US holds off blacklisting DeepSeek amid alleged feature-extraction disclosures
In a notable de-escalation signal, the Trump administration declined to add DeepSeek to the Commerce Department's Entity List even though an interagency review had approved the designation, according to Reuters. The decision came as part of a broader assessment in which more than 100 firms were deemed security risks, making DeepSeek's exclusion conspicuous and suggestive of a deliberate easing of tensions with Beijing.

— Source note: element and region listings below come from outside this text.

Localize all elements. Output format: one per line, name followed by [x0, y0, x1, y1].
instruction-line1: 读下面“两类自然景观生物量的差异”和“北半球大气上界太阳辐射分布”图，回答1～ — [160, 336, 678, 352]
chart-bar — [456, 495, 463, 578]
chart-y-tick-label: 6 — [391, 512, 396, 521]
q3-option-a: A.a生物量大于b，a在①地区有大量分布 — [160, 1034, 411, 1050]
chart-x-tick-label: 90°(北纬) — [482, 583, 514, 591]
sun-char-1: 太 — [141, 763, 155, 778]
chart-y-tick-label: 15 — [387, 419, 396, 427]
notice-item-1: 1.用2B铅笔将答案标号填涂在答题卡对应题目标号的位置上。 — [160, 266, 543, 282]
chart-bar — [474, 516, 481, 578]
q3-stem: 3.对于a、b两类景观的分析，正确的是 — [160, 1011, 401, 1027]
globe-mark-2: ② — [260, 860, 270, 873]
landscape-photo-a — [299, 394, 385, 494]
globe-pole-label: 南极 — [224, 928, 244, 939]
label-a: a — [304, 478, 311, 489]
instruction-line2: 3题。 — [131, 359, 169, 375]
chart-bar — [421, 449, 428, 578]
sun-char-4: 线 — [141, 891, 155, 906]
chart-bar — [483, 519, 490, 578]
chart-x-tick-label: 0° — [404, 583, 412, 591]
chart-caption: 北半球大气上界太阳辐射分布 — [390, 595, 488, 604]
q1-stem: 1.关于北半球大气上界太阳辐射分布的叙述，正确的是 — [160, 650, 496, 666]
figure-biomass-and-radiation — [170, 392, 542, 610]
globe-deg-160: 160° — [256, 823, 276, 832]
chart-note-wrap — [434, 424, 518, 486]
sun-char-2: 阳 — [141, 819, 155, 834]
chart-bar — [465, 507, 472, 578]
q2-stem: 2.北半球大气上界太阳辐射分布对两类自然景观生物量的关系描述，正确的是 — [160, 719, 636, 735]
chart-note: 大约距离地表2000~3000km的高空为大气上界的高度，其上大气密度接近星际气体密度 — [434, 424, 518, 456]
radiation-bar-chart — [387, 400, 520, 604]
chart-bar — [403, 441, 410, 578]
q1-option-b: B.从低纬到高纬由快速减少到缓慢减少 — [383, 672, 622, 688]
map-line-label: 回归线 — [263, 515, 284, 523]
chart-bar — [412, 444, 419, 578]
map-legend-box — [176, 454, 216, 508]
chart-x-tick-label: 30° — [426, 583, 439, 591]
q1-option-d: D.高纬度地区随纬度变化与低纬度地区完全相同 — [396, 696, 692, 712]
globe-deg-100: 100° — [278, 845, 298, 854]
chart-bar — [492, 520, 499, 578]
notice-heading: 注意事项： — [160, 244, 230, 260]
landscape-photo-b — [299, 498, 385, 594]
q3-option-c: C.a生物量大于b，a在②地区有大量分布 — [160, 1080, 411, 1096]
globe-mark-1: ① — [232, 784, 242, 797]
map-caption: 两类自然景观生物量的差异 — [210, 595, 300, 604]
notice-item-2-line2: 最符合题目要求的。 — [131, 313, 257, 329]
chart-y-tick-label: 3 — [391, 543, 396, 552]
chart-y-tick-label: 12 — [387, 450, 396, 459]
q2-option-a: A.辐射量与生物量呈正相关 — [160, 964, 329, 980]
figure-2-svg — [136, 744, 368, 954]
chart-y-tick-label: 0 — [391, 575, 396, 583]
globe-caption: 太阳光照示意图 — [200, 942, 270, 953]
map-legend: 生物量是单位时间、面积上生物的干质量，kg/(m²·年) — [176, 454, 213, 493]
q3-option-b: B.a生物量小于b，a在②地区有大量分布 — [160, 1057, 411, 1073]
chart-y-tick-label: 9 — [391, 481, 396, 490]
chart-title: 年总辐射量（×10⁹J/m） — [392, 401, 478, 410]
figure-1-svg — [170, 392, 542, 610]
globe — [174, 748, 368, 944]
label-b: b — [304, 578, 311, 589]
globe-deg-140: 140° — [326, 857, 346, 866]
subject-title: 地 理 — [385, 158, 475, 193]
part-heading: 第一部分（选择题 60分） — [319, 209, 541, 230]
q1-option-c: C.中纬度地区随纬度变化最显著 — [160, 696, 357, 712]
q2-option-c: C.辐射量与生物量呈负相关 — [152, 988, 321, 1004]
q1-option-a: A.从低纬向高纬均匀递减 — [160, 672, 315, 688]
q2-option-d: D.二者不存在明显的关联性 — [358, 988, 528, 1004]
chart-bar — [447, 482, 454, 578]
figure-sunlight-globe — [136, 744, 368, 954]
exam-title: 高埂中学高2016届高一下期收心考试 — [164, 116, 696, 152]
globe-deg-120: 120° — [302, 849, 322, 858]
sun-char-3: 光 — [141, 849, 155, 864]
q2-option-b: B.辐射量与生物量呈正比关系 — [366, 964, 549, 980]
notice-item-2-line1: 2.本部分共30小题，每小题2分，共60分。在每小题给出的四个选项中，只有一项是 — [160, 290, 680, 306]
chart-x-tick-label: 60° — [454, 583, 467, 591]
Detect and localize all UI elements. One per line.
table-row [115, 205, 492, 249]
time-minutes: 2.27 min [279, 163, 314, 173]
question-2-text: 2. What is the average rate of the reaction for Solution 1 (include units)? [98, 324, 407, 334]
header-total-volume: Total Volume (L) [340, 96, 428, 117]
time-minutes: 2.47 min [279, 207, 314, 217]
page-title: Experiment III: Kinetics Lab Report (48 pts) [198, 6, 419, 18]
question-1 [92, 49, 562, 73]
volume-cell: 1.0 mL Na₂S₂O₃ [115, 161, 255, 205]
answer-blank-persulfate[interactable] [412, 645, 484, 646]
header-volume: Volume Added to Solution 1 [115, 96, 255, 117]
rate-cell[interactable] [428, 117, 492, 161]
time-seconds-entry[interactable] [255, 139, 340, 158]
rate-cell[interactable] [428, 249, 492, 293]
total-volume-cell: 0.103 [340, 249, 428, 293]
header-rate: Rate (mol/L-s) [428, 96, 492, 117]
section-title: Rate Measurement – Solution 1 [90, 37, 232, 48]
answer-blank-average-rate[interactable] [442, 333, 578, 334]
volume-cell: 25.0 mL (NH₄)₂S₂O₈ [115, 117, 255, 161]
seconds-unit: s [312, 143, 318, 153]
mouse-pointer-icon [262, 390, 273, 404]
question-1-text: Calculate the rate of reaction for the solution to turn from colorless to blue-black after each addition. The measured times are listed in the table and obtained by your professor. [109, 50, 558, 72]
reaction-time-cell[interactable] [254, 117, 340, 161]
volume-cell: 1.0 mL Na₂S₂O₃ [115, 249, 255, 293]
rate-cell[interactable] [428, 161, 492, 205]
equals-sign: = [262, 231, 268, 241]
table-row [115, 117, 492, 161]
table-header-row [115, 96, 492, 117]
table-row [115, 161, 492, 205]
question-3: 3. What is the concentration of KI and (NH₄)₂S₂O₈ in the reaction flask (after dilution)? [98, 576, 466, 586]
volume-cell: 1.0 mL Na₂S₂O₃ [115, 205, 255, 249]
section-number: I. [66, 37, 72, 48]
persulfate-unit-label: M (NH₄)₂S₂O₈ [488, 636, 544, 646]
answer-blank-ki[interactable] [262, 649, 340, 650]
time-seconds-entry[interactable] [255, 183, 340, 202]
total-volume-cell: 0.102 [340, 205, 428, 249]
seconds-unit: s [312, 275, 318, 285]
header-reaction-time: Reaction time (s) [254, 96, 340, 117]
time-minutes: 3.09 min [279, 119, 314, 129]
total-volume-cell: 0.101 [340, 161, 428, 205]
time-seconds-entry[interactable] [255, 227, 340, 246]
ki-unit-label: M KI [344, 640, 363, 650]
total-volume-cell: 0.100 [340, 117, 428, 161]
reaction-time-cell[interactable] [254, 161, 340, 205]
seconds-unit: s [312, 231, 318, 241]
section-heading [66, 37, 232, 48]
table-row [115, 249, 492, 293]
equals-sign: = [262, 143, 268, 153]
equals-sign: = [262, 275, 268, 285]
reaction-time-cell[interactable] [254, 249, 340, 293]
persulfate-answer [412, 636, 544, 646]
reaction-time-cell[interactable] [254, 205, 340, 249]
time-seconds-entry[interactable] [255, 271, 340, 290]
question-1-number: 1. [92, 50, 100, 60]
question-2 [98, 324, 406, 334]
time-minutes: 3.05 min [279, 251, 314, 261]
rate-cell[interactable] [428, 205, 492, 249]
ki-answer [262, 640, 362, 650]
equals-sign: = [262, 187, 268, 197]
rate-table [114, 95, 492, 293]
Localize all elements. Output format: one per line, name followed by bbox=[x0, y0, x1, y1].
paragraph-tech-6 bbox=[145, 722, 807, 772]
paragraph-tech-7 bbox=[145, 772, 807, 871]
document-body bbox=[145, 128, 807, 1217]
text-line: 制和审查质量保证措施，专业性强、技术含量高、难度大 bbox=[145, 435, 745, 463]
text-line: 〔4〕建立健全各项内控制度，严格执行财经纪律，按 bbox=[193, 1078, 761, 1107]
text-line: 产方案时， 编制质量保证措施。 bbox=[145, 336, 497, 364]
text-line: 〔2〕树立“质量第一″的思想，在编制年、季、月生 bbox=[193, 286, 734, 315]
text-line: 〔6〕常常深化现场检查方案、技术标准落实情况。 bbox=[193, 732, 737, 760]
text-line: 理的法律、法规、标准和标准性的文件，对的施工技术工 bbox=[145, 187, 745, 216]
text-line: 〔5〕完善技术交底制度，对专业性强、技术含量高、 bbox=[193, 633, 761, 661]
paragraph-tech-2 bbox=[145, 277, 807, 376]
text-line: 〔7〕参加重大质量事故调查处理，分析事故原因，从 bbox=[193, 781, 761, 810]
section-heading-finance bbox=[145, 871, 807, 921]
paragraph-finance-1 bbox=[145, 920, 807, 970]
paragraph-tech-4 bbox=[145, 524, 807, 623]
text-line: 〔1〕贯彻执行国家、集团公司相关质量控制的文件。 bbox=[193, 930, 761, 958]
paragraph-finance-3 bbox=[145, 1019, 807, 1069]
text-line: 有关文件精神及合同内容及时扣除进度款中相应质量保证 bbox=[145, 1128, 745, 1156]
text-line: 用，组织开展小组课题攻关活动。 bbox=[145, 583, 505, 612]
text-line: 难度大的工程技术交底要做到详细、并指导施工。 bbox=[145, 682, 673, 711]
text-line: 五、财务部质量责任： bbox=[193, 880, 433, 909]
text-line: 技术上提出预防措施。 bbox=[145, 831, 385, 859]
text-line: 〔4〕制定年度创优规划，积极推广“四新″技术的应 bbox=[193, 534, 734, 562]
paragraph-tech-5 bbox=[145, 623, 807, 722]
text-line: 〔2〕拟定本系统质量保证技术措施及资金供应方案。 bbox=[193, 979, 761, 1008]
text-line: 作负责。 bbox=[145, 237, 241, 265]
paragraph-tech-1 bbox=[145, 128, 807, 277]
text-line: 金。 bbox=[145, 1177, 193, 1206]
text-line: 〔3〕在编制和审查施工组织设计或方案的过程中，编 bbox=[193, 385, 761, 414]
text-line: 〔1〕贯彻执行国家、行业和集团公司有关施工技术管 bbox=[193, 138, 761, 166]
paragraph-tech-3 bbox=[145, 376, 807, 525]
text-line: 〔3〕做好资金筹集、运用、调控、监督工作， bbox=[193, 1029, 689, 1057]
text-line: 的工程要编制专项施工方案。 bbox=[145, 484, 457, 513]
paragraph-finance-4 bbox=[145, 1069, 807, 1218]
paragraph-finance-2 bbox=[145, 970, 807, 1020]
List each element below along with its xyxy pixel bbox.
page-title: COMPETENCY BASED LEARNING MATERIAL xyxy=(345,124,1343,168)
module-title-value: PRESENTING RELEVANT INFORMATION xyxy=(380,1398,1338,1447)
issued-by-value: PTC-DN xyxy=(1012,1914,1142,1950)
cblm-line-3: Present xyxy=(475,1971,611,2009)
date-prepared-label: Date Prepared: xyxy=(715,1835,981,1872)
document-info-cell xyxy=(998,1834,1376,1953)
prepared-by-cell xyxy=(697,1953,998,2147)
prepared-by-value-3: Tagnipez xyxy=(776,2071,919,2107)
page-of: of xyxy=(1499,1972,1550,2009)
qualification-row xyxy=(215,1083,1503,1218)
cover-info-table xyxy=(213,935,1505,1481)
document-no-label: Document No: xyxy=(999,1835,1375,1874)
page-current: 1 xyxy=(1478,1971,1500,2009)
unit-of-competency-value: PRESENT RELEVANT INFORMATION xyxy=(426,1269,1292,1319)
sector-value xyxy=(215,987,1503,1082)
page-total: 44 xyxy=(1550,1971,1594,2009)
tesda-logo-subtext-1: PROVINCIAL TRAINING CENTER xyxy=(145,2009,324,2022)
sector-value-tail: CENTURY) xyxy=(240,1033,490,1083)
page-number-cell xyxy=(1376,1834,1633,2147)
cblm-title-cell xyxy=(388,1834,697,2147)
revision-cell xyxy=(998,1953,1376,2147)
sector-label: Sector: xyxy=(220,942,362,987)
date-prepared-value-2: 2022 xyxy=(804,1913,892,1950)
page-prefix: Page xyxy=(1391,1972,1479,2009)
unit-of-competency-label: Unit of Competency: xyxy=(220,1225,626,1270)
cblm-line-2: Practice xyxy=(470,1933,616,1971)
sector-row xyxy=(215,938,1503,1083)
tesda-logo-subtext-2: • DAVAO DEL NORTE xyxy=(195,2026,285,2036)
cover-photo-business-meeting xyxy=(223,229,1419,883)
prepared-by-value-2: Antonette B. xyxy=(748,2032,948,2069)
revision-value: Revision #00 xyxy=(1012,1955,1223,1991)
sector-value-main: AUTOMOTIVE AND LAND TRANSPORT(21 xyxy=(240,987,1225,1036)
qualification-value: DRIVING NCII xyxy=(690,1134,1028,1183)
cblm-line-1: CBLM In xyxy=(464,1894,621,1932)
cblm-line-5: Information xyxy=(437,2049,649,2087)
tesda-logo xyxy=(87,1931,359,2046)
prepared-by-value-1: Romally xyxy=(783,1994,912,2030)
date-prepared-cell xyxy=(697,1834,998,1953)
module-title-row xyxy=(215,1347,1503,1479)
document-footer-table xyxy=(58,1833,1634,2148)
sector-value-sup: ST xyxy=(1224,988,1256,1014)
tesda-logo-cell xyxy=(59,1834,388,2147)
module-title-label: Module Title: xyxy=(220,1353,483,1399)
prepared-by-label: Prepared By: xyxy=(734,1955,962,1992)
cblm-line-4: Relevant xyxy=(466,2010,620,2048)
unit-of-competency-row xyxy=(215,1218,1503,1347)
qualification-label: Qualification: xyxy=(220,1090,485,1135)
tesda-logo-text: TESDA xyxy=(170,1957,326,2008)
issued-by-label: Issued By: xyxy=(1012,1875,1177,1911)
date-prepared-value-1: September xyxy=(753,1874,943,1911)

The restraint is striking given parallel accusations from US labs. Anthropic disclosed that DeepSeek allegedly attempted to extract Claude features via shell companies, and OpenAI separately alerted lawmakers to similar unauthorized access attempts — claims that would normally bolster the case for a blacklist. The juxtaposition fuels speculation that the administration is balancing IP-protection hawks against a desire to avoid further escalation in the US-China tech standoff.
The community split sharply. Some framed the alleged distillation as clear IP theft, while tech lawyers noted that AI-generated outputs aren't clearly copyright-protected and that enforcement against a Chinese firm is 'practically impossible.' The episode also lands the same week the US forced Anthropic to pull Mythos and Fable over security concerns — an irony not lost on r/Anthropic, where the top thread was titled 'America has just done what people keep saying China would do for years.' Watch whether the Entity List decision holds or reverses, and whether the labs pursue civil action.